On bisexuality, I am acting like a kid. Here is the thing: I watch and enjoy female porn as much as gay porn (in fact for the past few months - maybe year - I have been more into straight porn because I can find more easily!) Hence, I am bi. Wait, I never had sex with a woman before! Does that mean I don't want to? I'm fucking dreaming about undressing a girl, touching her boobs, her butt, licking her pussy, putting my fingers in it, and then fuck her. Yup. I need to get laid. I'm dreaming about doing it. I'm seriously thinking about finding some kind of website (cuz I'm a relatively shy person and don't like losing time in bars or stuff... lol)
Does that make me bi? Well no. I AM ALREADY BISEXUAL. No need to become it or anything. Will I know when I try a few times? No, no, no! It's not about knowing if I'm straight, gay, bi, or anything, it's just about being myself and living free. Free of whatever other people might think of me.
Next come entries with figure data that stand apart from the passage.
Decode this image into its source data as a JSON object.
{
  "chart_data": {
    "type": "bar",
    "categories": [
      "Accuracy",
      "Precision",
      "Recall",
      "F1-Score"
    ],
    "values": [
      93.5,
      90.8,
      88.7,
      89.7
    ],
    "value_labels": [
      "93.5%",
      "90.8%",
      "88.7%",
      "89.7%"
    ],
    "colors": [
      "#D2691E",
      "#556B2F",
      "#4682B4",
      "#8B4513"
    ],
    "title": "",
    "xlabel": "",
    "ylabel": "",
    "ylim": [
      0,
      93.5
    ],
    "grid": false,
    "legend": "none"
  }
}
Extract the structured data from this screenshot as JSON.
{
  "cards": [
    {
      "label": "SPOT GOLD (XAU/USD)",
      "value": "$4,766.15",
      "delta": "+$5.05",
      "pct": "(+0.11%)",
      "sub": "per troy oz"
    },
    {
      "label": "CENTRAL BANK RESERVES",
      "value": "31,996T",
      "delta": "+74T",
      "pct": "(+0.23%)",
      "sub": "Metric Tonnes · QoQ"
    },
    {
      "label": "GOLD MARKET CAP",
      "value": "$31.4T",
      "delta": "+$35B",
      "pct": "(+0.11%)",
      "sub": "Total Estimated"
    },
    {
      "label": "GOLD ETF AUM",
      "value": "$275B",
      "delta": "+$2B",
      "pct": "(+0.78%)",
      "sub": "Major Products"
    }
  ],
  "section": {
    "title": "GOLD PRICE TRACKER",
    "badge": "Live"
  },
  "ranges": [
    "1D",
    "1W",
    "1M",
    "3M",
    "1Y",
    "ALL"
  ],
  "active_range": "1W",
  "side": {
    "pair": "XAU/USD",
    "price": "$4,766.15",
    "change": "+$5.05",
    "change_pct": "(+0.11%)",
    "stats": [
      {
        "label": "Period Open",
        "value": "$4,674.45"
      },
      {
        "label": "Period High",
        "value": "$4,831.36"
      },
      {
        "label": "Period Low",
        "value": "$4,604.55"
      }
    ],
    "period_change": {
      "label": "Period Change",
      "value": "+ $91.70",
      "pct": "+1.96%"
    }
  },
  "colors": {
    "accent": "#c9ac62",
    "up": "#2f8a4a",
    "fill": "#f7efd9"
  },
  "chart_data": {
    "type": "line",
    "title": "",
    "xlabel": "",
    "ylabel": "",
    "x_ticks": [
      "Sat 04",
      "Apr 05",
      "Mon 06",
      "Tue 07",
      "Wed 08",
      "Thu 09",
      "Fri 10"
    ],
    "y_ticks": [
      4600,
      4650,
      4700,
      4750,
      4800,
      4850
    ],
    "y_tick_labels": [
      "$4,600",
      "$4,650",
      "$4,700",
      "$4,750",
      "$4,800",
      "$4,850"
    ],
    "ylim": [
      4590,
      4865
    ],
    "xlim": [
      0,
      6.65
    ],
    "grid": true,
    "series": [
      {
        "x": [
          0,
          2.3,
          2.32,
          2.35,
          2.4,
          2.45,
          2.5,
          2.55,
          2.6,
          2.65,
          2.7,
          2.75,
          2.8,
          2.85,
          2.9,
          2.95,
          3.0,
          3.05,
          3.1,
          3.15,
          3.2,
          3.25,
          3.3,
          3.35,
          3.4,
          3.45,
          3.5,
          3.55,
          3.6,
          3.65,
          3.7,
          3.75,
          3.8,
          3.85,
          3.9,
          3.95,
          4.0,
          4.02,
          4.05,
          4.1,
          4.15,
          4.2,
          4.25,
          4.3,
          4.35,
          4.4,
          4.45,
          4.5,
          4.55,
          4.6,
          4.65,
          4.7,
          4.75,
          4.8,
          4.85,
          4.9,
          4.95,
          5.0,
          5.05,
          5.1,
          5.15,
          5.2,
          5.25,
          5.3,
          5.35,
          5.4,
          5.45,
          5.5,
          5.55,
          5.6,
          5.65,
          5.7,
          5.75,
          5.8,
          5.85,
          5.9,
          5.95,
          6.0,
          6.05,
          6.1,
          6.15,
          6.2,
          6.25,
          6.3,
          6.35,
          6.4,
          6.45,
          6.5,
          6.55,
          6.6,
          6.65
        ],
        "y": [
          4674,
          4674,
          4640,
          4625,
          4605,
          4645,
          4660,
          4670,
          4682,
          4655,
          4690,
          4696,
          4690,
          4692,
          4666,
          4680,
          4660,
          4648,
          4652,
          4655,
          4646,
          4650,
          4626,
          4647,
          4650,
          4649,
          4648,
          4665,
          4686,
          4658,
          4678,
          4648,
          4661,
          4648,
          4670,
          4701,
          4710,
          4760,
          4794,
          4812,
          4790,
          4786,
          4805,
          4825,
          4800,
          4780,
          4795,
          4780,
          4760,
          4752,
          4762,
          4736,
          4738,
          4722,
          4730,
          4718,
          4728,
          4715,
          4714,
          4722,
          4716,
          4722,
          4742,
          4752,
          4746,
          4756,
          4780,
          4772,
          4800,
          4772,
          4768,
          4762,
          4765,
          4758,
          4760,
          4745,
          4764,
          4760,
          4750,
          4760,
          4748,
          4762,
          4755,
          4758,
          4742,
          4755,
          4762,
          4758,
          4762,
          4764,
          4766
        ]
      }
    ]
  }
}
When I look in the streets at other people, I never look at how beautiful or anything they are. In fact, I don't know what beauty is. So in other words everyone is beautiful for me. When I look at people, I find them all interesting. I want to know more about their lives. So I try to guess, I look at how they dress, how they walk, how they look around, how they talk, etc. I find it extremely interesting to get to know people. That way, or in any other way.
But when I'm with a friend and they ask me: "What do you think of that guy or that chick?" FUCK YOU!! I don't care what they look like, and I don't want to judge them on their appearance! That's clearly disgusting and almost sick...
Everyone is different and that's what makes them beautiful. The fat 60 yo man, or the transvestite. The transfigured black lady or the homeless man missing a leg. They're all interesting for me. And sexually is the same. I'd say yes if any of these asked me. (though I am not really looking for sex lately... not have done any since Simon two weeks ago!)
So, back to the problem. I am bi, but I am doubting it. Why? Because one person is completely sure that I am wrong. I could not care about what he says and thinks, but fuck I do... >_< I mean, now every time I look at a woman, I need to ask myself "Do I find her sexy?" I want to believe I am bi. But I rationally know that I shouldn't do that. I should stop listening to the shit people say about me. I should stop worrying about my sexuality and what people think of it. I should just be as free as I want to be.
But Khanh is a good friend and I care about the stuff he says. So it's getting into me... Without my consent. I need to work on that. Because that's how people were able to manipulate me in the past.